MFiSP: A Multimodal Fire Spread Prediction Framework
Alec Sathiyamoorthy, Wenhao Zhou, Xiangmin Zhou, Xiaodong Li, Iqbal Gondal
TL;DR
This study addresses the need for accurate, timely wildfire spread forecasts during large-scale events like the Black Summer fires, where traditional FBAn-based methods and static inputs limit predictive power. It introduces MFiSP, a multimodal framework that fuses geotagged social media signals and remote-sensing observations, and employs Monte Carlo simulations with fuel-map ensembles to forecast perimeters while adaptively aligning with the observed Rate of Spread ($ROS$) between assimilation cycles. Key contributions include formalizing fuel-load manipulation, a probabilistic data-assimilation pipeline robust to noisy inputs, and a rate-of-spread manipulation step that selects the best perturbed fuel map via the $Jaccard$ similarity to observed perimeters, improving forecast accuracy in synthetic tests. The results show that multimodal data fusion consistently outperforms FBAn-based baselines, particularly in rapidly evolving fire regimes, indicating tangible benefits for resource allocation and evacuation planning; future work will apply MFiSP to real wildfire datasets.
Abstract
The 2019-2020 Black Summer bushfires in Australia devastated 19 million hectares, destroyed 3,000 homes, and lasted seven months, demonstrating the escalating scale and urgency of wildfire threats requiring better forecasting for effective response.

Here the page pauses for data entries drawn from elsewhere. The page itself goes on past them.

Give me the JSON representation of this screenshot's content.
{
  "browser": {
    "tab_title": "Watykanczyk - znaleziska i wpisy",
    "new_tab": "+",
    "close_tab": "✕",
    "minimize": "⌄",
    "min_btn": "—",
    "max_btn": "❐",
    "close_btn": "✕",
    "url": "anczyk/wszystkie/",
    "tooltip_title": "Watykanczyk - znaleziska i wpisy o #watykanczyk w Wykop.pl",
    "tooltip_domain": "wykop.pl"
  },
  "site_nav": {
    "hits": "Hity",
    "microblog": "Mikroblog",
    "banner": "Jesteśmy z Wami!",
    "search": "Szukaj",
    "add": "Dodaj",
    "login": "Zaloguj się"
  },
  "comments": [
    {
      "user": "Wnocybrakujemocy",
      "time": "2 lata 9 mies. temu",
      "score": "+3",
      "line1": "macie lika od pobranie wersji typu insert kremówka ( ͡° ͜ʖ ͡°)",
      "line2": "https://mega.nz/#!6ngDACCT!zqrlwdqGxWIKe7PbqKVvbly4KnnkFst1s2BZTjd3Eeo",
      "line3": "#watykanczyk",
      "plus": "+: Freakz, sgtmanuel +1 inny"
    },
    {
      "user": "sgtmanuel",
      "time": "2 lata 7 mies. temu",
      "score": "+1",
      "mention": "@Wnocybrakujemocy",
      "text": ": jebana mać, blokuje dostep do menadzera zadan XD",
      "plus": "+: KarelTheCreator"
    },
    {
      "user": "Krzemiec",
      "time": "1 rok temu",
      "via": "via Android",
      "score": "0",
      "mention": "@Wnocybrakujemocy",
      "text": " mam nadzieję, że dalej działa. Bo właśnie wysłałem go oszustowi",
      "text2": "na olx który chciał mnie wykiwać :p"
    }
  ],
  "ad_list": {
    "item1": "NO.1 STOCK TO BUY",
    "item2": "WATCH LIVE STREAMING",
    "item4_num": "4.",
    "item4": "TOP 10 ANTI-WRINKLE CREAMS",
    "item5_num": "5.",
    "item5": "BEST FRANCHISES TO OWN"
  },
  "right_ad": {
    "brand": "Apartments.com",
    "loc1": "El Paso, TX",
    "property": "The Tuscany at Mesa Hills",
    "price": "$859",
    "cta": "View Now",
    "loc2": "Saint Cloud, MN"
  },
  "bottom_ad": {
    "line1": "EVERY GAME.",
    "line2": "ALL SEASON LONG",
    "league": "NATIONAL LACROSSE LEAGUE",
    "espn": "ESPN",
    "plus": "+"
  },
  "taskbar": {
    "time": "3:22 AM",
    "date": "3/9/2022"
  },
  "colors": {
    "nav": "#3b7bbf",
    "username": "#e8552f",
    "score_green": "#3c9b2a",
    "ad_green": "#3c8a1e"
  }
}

Traditional fire modeling relies on manual interpretation by Fire Behaviour Analysts (FBAns) and static environmental data, often leading to inaccuracies and operational limitations. Emerging data sources, such as NASA's FIRMS satellite imagery and Volunteered Geographic Information, offer potential improvements by enabling dynamic fire spread prediction. This study proposes a Multimodal Fire Spread Prediction Framework (MFiSP) that integrates social media data and remote sensing observations to enhance forecast accuracy. By adapting fuel map manipulation strategies between assimilation cycles, the framework dynamically adjusts fire behavior predictions to align with the observed rate of spread. We evaluate the efficacy of MFiSP using synthetically generated fire event polygons across multiple scenarios, analyzing individual and combined impacts on forecast perimeters. Results suggest that our MFiSP integrating multimodal data can improve fire spread prediction beyond conventional methods reliant on FBAn expertise and static inputs.